On 29th October I went on a day-long training course on the ‘Six Thinking Hats’ method for parallel, or lateral, thinking. This is a tool devised by Edward de Bono to help groups and individuals to improve their thinking by breaking thinking down into a series of separate ‘tasks’, each of which can be performed separately (on the principle that we are best at doing one thing at a time – which is certainly true of me!) These tasks are symbolised by six coloured hats, which can be metaphorically taken on and off and used in sequence. The hats are:
- Blue hat: manages the thinking
- White hat: deals with hard facts, including O.P.V. (Other People’s Views)
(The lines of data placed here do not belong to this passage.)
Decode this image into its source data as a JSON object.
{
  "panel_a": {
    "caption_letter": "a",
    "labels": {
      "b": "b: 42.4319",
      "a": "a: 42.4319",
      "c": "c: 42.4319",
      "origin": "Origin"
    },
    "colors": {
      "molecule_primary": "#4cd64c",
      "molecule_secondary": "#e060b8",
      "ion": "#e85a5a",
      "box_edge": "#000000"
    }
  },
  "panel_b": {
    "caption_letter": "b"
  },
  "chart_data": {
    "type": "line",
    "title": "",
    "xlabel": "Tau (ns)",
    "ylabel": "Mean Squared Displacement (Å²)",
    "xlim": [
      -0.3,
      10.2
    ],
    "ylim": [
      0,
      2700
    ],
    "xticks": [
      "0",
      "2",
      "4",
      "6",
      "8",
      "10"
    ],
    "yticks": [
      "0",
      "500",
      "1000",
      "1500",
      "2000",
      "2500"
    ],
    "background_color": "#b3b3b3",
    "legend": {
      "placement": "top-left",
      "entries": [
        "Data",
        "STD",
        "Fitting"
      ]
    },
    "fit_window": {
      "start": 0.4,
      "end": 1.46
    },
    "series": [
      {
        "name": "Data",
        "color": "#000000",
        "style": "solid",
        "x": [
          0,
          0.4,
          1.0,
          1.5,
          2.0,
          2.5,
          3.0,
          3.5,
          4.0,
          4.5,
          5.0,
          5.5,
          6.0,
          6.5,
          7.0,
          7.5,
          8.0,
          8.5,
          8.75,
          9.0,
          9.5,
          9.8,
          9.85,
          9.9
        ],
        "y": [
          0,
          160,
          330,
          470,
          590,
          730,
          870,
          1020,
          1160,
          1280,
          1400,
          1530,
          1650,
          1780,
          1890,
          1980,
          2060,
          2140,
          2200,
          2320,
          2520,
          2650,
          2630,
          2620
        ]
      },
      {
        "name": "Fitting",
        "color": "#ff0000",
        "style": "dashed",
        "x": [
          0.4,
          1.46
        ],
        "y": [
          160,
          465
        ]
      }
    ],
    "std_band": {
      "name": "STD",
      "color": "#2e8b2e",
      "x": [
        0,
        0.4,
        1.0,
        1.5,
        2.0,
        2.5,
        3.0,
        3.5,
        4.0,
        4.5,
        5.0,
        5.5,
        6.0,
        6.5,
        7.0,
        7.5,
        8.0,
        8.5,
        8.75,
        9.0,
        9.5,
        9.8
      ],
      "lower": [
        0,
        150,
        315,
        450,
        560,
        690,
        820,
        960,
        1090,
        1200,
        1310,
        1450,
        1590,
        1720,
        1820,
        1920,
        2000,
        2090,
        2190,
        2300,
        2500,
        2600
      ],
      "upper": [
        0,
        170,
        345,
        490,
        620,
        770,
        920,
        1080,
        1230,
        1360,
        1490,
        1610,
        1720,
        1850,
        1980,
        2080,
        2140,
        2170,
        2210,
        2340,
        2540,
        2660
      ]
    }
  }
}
- Red hat: deals with feelings and intuition, without the need to justify
- Yellow hat: deals with the benefits and advantages of the topic being discussed
- Black hat: deals with the negatives and downsides of the topic
- Green hat: is the creative, ‘brainstorming’ hat, which seeks alternatives and possibilities
The training day, run by POD (tutor Caryn Swartz), consisted of an introduction to the hats and the ways in which they can be used and combined and a series of exercises to try them out. While it seems at first like a bit of a game (and a bit artificial), we did find that we were able to cover a surprising amount of ground in a short space of time when we used the techniques: they are very good for keeping the focus of a discussion. Because it is a bit like a game, with rules, the group becomes self-correcting, like when you play a game and someone breaks the rules and everyone else immediately objects. If someone says something a bit emotional, like ‘I don’t like this!’ in the black hat part of the discussion (which is meant to deal with logical negatives, not feelings), someone will immediately say, ‘That’s a red hat statement – you’re out of hat!’ The value is of separating out different kinds of thinking, recognising the value of each and giving each its place.
In conclusion, I don’t think this is a tool which you can use in every situation (they do say that you can’t run your life by it!), but, where there is a specific issue which needs discussion and creative thought, it might be a valuable technique. Personally, I found that one of the most valuable things about it was that it fosters reflection on what you are actually doing when you think (thinking about thinking). The most surprising (and, to my mind, disturbing or questionable) insight to emerge from the training was that decision making is ultimately a matter of feeling/intuition (it is placed under the red hat).